Lorenzo Meyer
Noviembre 23, 2020
AGENDA CIUDADANA
El gobierno mexicano acaba de ganar una partida en su siempre asimétrica y compleja relación con Washington. Pero falta camino por recorrer para que evento tan excepcional –la devolución a México de un general de cuatro estrellas, prisionero en Estados Unidos acusado de complicidad con narcotraficantes– se cierre con broche de oro. Ahora México debe lograr que el general enfrente aquí las acusaciones hechas allá y que el desenlace sea aceptable en ambos lados. Si esto no se logra, el éxito de hoy se tornaría en un fracaso político para el régimen mismo.
El arresto en Los Ángeles el 15 de octubre pasado del general en retiro y ex secretario de Defensa de México, Salvador Cienfuegos, bajo el cargo de complicidad con narcotraficantes para blanquear dinero y traficar con heroína, cocaína, metanfetaminas y mariguana, causó enorme revuelo y desazón en México. Esos cargos, se dijo, resultaron de una investigación iniciada desde 2013 por la Administración para el Control de Drogas norteamericana (DEA). Un mes más tarde la sorpresa adquirió dimensiones mayores cuando el procurador general norteamericano, William Barr, pidió a la juez que llevaba el caso aceptar el retiro de todos los cargos en contra del general mexicano por motivos “importantes y sensibles de política exterior” (“sensitive and important foreign policy considerations”). La petición fue aceptada y de inmediato un avión norteamericano regresó al general a México.
Un viraje tan abrupto y rápido como el que dio el gobierno norteamericano es realmente excepcional y, obviamente, causó consternación y enojo en círculos gubernamentales de ese país y a juzgar por los correos a los periódicos, también entre el público. Para la DEA fue una enorme derrota y su frustración fue compartida por los subordinados del procurador Barr encargados de presentar el caso y también por el Departamento de Estado y en el Capitolio. Y es que de un plumazo se volvieron humo los años de trabajo de la Operación Padrino y su cúmulo de pruebas (The New York Times, 18/11/2020/).
¿Cómo logró el gobierno mexicano arrebatarle al norteamericano lo que suponía una de sus últimas y muy valiosas piezas del narcotráfico? La historia completa sólo se sabrá cuando se abran los archivos, pero, por ahora, esta la explicación del gobierno mexicano: la devolución fue resultado de su protesta por la violación flagrante del tratado suscrito en 1992 por México y Estados Unidos y que estipula que debe de informarse con oportunidad a México sobre el desarrollo de operaciones como la que culminó con el arresto del general, cosa que Washington nunca hizo.

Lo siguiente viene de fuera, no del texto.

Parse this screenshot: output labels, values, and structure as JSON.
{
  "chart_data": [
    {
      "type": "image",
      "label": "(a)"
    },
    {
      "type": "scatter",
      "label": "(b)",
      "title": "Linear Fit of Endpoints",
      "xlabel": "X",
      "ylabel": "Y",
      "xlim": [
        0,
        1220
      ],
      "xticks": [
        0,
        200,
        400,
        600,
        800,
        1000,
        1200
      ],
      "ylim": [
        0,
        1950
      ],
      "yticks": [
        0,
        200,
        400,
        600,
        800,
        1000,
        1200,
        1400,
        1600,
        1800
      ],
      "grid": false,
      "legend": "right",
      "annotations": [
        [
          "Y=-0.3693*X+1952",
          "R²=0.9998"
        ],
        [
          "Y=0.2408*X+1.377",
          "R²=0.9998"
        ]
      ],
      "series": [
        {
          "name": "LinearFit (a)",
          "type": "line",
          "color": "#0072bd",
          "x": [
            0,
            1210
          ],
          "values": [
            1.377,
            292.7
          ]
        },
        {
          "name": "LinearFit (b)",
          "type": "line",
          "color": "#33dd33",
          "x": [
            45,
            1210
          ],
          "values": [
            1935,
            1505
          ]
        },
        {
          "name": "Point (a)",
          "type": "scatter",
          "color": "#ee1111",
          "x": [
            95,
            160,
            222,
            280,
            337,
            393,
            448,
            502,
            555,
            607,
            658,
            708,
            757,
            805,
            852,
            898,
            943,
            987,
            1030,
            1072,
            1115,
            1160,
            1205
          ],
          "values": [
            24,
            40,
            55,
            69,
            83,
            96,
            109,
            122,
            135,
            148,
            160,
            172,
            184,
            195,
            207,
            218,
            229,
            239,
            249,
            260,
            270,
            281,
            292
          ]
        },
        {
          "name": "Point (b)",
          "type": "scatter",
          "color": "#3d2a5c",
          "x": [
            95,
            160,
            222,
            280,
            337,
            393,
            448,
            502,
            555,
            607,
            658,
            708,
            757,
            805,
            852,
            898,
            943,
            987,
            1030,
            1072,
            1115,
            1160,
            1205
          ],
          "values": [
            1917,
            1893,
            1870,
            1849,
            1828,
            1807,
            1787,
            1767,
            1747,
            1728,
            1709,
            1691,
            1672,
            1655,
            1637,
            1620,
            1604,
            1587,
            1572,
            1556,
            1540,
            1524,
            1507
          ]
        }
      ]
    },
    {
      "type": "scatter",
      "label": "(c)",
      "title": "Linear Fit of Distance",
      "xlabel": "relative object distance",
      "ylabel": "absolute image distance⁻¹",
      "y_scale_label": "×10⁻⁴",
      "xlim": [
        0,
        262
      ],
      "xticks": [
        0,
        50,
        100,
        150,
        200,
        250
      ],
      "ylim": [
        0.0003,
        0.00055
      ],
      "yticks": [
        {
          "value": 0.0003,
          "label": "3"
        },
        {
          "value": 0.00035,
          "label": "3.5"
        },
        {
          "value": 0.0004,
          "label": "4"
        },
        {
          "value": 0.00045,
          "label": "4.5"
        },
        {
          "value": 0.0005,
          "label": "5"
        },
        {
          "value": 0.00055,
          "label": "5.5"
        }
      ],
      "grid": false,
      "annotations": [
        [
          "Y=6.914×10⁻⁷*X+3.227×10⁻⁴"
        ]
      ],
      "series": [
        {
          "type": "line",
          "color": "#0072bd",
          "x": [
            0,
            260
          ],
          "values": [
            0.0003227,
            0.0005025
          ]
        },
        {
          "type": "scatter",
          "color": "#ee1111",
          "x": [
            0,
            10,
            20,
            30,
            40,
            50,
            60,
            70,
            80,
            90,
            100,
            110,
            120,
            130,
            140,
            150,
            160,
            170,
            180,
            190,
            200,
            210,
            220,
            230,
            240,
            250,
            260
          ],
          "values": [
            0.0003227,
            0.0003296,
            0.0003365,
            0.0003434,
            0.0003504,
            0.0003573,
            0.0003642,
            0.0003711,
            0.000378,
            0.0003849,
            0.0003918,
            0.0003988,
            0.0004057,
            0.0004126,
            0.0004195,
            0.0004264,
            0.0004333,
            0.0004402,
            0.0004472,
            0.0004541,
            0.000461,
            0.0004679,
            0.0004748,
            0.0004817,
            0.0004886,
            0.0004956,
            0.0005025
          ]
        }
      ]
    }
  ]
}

De no haber devuelto al prisionero, México hubiera podido congelar toda cooperación bilateral en materia de combate al crimen transnacional, lo que afectaría el interés nacional de Estados Unidos. Y quizá hubo algo más, como supone Ginger Thompson, quien fuera corresponsal en México: la cúpula militar mexicana hubiera resentido que su jefe nato, un presidente que les ha pedido y obtenido la colaboración del Ejército en un variado abanico de tareas, no hubiera puesto todo su empeño en traer de regreso a México al general. Y debilitar la muy frágil institucionalidad mexicana puede crearle, de rebote, más problemas al país vecino que una renuncia a enjuiciar al general ya retirado.
Para el gobierno mexicano, conseguir la libertad de un ex secretario de lo que considera un antiguo régimen bastante corrupto, implica asumir una gran responsabilidad: tiene que sopesar las pruebas que Estados Unidos tiene contra el general y demostrar a propios –especialmente al Ejército– y a extraños que México ha cambiado y que su sistema de justicia está a la altura de la circunstancia y de su reclamo de respeto a su soberanía.